Ensuring Celo's Survival - Avoiding a death spiral - Request for Ideas

My thoughts after the Mento call on Discord today 5-25.

  • I really like the idea of moving toward an external stable coin backing target of over 100%.

  • Given the ‘active management’ required by the real people involved in the multi-sig needed to manage Celo’s Reserve, it seems prudent that a management range for that ‘bucket of value’ be set over 100%. I’m going to suggest that range be something akin to: a minimum of 105% and a maximum of 115% of the value of all outstanding Celo Stable coins.

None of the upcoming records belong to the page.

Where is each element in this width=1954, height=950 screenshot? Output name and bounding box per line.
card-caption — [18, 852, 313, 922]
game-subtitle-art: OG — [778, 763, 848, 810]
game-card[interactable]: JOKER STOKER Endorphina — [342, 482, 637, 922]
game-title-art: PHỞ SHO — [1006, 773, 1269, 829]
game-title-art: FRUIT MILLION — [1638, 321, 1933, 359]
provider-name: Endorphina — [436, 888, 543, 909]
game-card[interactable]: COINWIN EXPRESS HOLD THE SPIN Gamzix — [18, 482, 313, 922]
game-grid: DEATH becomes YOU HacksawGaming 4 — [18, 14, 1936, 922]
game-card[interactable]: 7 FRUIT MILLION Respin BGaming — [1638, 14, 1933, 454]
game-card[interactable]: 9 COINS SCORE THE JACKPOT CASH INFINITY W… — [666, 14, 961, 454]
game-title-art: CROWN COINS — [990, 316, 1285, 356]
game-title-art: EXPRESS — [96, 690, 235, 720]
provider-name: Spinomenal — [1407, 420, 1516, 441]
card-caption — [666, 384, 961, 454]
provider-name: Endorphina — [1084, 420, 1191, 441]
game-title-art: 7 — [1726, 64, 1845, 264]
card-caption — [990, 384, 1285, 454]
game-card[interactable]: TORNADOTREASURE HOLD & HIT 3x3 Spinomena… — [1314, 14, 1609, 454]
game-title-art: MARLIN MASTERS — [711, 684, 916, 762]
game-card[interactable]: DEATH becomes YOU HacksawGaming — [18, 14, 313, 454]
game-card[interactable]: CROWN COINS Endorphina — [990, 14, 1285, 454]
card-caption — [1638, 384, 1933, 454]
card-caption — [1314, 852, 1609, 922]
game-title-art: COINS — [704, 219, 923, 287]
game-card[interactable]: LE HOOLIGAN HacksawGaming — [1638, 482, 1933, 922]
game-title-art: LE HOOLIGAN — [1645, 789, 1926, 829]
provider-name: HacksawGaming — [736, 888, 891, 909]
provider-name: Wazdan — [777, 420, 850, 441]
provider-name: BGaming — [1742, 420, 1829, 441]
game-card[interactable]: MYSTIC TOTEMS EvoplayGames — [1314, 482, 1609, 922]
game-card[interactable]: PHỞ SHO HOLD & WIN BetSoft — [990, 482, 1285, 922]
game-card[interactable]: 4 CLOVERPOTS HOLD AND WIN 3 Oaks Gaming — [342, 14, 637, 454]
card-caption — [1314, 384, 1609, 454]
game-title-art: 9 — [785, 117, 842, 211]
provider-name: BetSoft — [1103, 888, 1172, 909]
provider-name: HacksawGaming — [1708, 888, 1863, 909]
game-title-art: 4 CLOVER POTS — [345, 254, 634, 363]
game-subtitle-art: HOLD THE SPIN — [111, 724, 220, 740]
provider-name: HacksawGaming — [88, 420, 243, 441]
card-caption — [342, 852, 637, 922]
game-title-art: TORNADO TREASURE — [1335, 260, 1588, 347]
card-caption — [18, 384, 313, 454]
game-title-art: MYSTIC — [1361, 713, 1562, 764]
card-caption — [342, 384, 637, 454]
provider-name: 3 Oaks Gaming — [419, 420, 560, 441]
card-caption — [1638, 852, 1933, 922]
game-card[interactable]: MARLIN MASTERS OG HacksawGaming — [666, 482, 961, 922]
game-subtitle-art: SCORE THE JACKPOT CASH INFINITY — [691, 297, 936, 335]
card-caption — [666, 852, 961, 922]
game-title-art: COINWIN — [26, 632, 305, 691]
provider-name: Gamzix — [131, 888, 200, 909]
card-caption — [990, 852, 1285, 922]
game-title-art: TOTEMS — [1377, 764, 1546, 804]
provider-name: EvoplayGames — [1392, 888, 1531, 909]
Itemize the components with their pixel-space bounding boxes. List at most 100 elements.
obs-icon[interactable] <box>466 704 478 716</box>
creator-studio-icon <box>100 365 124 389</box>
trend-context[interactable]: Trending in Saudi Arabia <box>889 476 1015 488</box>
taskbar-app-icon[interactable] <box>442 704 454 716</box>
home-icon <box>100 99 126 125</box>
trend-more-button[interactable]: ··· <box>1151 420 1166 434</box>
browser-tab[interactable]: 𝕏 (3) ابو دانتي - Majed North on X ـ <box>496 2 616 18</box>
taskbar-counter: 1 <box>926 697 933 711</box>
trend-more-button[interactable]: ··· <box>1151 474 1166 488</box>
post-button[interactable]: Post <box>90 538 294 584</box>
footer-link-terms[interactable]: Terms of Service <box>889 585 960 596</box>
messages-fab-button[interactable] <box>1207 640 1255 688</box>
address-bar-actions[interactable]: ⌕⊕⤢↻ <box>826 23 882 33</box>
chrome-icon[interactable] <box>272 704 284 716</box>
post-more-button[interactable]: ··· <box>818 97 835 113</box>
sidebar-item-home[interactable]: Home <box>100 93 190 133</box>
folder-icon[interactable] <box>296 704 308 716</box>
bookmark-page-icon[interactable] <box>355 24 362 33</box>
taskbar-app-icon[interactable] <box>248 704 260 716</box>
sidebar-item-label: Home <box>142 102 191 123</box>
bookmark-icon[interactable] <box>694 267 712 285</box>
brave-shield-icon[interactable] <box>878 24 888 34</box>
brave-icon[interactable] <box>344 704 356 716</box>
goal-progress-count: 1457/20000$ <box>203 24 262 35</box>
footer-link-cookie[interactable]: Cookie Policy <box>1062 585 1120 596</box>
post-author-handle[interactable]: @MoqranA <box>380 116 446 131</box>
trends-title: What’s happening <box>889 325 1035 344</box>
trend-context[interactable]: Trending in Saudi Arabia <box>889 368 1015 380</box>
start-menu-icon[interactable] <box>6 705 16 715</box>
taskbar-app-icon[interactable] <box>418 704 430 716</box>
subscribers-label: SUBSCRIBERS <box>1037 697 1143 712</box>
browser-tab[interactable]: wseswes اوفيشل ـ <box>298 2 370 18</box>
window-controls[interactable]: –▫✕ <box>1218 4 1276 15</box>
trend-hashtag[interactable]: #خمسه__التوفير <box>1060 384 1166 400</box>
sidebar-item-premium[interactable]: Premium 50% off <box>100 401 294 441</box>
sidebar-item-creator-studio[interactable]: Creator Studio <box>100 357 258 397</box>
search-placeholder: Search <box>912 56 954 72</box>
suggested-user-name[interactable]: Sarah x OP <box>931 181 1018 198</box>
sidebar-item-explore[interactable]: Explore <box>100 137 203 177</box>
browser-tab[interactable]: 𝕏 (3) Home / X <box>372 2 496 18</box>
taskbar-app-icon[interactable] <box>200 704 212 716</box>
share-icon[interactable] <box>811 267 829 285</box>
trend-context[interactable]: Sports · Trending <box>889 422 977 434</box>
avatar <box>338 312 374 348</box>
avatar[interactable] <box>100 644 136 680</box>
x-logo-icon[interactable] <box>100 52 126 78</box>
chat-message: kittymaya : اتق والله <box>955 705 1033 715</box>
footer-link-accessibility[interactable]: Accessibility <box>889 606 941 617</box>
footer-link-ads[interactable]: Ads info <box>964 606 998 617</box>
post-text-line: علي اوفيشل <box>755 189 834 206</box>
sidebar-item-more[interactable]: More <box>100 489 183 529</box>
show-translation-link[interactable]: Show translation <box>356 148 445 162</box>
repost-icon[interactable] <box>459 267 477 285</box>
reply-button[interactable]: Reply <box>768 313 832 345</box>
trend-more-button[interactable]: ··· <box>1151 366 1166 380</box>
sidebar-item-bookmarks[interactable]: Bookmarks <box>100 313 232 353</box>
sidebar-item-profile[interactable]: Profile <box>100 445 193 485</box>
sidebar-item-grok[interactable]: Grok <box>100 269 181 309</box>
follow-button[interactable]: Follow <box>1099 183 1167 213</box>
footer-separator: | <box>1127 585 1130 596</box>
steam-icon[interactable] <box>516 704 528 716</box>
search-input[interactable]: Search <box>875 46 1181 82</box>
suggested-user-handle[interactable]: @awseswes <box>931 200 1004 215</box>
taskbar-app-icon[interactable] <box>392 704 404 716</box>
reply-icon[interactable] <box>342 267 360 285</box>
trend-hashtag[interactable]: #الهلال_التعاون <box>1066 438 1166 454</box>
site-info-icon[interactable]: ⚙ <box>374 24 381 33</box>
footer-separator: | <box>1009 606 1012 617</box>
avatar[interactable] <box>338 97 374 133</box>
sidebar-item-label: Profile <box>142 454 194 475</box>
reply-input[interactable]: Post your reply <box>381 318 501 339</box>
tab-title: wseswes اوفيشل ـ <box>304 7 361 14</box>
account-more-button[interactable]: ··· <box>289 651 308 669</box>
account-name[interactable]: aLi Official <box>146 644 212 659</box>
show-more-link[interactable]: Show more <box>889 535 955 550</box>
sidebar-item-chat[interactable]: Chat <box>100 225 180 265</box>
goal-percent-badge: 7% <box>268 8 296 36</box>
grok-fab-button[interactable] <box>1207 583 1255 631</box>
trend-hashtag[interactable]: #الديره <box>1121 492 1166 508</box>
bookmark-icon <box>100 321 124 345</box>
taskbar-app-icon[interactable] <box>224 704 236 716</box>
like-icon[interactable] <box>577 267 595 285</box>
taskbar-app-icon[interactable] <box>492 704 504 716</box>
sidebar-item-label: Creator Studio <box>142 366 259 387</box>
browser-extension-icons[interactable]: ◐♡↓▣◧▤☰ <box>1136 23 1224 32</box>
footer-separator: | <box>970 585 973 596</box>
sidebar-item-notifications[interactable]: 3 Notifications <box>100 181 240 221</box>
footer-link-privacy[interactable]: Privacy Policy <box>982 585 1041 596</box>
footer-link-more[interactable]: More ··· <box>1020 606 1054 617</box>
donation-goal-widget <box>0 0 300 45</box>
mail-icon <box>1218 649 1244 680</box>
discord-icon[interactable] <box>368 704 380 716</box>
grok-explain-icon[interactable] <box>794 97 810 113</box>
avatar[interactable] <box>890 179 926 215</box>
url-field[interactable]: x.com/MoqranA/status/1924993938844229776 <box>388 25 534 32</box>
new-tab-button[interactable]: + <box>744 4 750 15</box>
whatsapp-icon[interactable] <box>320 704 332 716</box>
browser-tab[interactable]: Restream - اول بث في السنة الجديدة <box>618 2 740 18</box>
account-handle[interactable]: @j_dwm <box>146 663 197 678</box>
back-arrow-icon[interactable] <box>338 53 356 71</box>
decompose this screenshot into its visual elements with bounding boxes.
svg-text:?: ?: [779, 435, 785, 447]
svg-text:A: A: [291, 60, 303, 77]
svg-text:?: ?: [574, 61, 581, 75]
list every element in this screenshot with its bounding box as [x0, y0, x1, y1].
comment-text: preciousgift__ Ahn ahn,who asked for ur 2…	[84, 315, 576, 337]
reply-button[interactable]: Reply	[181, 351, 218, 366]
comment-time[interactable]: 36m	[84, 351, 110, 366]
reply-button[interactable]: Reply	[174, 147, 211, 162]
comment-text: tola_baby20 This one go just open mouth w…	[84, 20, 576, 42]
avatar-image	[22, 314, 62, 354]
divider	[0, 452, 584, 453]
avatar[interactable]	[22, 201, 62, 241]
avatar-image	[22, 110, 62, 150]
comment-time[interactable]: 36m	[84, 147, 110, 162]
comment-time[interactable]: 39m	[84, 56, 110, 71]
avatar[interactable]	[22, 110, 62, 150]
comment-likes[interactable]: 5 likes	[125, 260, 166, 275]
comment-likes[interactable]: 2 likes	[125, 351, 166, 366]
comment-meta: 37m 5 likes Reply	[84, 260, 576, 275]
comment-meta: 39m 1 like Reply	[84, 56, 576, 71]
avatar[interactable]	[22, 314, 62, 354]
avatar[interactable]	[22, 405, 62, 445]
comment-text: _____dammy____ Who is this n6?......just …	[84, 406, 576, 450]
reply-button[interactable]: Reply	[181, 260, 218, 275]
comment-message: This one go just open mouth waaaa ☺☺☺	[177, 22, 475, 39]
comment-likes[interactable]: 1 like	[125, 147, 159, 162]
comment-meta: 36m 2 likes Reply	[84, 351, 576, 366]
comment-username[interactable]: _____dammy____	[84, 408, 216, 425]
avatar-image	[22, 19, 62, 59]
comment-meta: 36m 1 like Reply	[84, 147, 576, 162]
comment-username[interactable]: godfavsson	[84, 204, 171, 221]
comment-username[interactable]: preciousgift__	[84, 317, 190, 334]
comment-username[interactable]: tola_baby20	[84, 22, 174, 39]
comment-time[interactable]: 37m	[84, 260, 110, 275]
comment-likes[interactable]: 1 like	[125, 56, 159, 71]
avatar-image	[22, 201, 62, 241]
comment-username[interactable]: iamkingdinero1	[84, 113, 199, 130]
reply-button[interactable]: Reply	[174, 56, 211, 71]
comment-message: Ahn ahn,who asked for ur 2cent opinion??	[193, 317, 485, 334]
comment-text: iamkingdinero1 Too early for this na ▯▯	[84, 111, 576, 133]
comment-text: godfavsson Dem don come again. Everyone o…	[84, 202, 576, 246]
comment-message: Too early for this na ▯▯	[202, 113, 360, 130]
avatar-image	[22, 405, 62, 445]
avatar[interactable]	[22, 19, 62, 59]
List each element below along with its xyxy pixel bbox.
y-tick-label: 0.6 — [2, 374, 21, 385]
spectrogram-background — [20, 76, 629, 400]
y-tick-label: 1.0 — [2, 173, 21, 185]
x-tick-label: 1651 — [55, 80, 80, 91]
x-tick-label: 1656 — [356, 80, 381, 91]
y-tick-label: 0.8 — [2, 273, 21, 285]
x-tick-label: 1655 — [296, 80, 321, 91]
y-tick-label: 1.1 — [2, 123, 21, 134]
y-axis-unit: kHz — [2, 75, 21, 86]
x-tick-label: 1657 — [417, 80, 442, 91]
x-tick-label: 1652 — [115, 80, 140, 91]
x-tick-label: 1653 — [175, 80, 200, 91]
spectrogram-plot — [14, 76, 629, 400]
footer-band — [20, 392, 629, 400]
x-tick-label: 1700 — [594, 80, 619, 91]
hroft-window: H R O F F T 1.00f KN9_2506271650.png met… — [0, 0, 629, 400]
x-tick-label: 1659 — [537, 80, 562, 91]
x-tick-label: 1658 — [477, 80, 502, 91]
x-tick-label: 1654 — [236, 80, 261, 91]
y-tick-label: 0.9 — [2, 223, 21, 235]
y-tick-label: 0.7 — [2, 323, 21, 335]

  • In the short term, until an on chain circuit breaker can be implemented, I do think that a ‘governance instruction’ should be crafted that instructs all the appropriate responsible persons to act as a ‘circuit breaker’ and monitor the status of the reserve the ensure that the non-Celo based assets (BTC, ETH, Dai, …) do not fall below 150% of the value of all the outstanding Celo Stable coins in circulation. At that point the reserve should be ‘locked’ and held for the sole purposes making Celo stable coin holders ‘whole’. The reason for choosing 150% is to ensure there is money available to cover all the overhead costs involved in getting the stable coin holders paid in full.

  • As discussed I am suggesting that in all marketing and reporting about the status of the reserve that there be made a distinction between Celo and non-Celo assets so that a hard distinction can be made from the Terra/Luna reserve in that at Celo ‘outside’ assets alone can cover Celo’s obligation to the Celo stable coin holders.

  • While Dai IMO is a reasonable interim tool for maintaining the 1:1ish ratio, I think Celo’s reserve needs to work diligently toward holding a significant amount assets that are not correlated to the rise or fall of any crypto project and that are proportionally and directly correlated to the real world currencies of the countries where Celo offers stable coins.